A Nacon e a Cyanide Studio anunciaram oficialmente Dracula: The Disciple, um novo jogo de puzzle em primeira pessoa ambientado no universo clássico de Drácula. E honestamente?

A proposta parece uma mistura deliciosa de:
- horror gótico
- exploração estilo immersive sim
- alquimia obscura
- metroidvania
- e escape room sobrenatural. 🦇
Você é um arquivista morrendo lentamente
Em Dracula: The Disciple, os jogadores controlam Emile Valombres, um arquivista francês que sofre de uma doença terminal incurável.
Na busca desesperada por uma cura, ele viaja até a Transilvânia e acaba chegando ao lendário castelo do Conde Drácula.
Só que obviamente…isso não termina bem.
Segundo os desenvolvedores, o castelo guarda os experimentos obscuros responsáveis pela imortalidade de Drácula, e Emile precisará mergulhar cada vez mais fundo nas artes ocultas para sobreviver.
O jogo aposta em interação e experimentação
A Cyanide deixou claro que quer criar uma experiência extremamente imersiva.
Os jogadores poderão:
- pegar objetos manualmente
- analisar itens
- combinar substâncias alquímicas
- desenhar rituais ocultistas no chão
- manipular ferramentas sobrenaturais
O diretor Antoine Cazayus explicou que lógica, dedução e experimentação serão o coração da experiência.
Ou seja: nada de simplesmente apertar botão brilhando.
Você realmente precisará entender os sistemas do jogo.
Alquimia terá papel central
Uma das partes mais interessantes envolve a alquimia.

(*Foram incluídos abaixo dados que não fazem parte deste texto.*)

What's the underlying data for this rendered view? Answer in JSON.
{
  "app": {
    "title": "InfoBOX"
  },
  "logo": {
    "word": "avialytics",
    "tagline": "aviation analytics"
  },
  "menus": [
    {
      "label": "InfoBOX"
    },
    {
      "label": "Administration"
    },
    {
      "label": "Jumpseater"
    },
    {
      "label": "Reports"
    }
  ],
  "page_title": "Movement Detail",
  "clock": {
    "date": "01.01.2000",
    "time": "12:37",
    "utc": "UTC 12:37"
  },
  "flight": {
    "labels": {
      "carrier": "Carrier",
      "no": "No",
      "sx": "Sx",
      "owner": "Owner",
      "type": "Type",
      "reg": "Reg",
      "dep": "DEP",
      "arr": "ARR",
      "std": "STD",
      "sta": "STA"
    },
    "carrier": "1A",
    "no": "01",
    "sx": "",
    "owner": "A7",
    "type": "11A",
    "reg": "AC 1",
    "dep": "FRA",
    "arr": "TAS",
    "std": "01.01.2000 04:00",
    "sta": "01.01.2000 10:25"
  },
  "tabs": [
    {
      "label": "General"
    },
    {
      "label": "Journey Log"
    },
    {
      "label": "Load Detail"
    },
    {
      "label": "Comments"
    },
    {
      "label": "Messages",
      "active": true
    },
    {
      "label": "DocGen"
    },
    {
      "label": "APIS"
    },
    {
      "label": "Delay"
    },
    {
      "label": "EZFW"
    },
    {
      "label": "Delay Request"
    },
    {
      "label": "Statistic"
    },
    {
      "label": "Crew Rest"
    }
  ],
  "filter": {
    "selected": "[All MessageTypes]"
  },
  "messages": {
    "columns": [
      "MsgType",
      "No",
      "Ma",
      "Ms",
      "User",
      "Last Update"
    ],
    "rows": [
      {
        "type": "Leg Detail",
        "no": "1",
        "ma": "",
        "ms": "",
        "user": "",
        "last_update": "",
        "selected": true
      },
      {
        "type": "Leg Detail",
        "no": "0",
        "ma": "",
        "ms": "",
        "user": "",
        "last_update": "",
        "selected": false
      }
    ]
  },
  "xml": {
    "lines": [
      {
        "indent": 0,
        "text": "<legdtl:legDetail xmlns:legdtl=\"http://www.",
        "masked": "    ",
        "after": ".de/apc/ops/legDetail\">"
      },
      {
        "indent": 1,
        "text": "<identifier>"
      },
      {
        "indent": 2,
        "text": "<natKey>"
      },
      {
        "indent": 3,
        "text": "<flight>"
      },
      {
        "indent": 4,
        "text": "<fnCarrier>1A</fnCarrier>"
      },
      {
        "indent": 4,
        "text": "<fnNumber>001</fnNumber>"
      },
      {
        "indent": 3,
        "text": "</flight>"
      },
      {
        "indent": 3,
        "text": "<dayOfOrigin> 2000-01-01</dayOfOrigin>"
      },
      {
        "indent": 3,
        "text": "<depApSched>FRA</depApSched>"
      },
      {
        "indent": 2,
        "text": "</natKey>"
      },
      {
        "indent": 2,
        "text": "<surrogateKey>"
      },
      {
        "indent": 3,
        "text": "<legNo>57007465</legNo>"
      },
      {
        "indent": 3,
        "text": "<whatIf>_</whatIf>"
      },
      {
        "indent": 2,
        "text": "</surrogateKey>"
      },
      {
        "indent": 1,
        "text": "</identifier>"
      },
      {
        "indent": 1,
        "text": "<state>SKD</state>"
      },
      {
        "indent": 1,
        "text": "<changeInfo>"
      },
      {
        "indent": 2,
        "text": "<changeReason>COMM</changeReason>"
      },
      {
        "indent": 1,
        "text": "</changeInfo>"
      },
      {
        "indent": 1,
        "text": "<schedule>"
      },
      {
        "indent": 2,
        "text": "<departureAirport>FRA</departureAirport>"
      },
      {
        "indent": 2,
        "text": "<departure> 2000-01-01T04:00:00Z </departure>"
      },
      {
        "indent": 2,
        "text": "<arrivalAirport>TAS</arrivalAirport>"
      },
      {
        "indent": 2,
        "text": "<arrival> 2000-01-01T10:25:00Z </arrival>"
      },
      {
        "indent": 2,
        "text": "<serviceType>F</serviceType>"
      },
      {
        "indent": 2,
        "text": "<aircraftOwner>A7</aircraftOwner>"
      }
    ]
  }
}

Dentro do castelo será possível usar:
- alambiques
- athanors
- decanters
- ingredientes raros
- plantas sobrenaturais
Tudo isso para tentar criar substâncias poderosas, incluindo a lendária Pedra Filosofal.
E pelo que foi mostrado, os sistemas parecem bem físicos e táteis.
Quase como um laboratório interativo gótico.
O protagonista começará a virar vampiro
Mas claro…mexer com Drácula cobra um preço.
Ao longo da campanha, Emile começará lentamente a se transformar em vampiro.
E essa transformação será irreversível.
Segundo a Cyanide, o jogador ganhará novas habilidades sobrenaturais conforme a metamorfose avança.
Esses poderes permitirão:
- acessar novas áreas
- resolver puzzles diferentes
- explorar regiões antes inacessíveis
E é aqui que entra uma das descrições mais curiosas do projeto.
O jogo foi descrito como um “Puzzlevania”
O próprio diretor definiu a estrutura do castelo como um “Puzzlevania”.
Basicamente:
um metroidvania focado em puzzles e progressão por habilidades.
O castelo mudará constantemente conforme o jogador evolui sua transformação vampírica.
Novas áreas incluem:
- laboratórios ocultistas
- torres astronômicas
- jardins misteriosos
- estufas
- masmorras
- salões abandonados
Além disso, o jogo terá mudanças entre dia e noite, alterando visualmente e mecanicamente certas partes da exploração.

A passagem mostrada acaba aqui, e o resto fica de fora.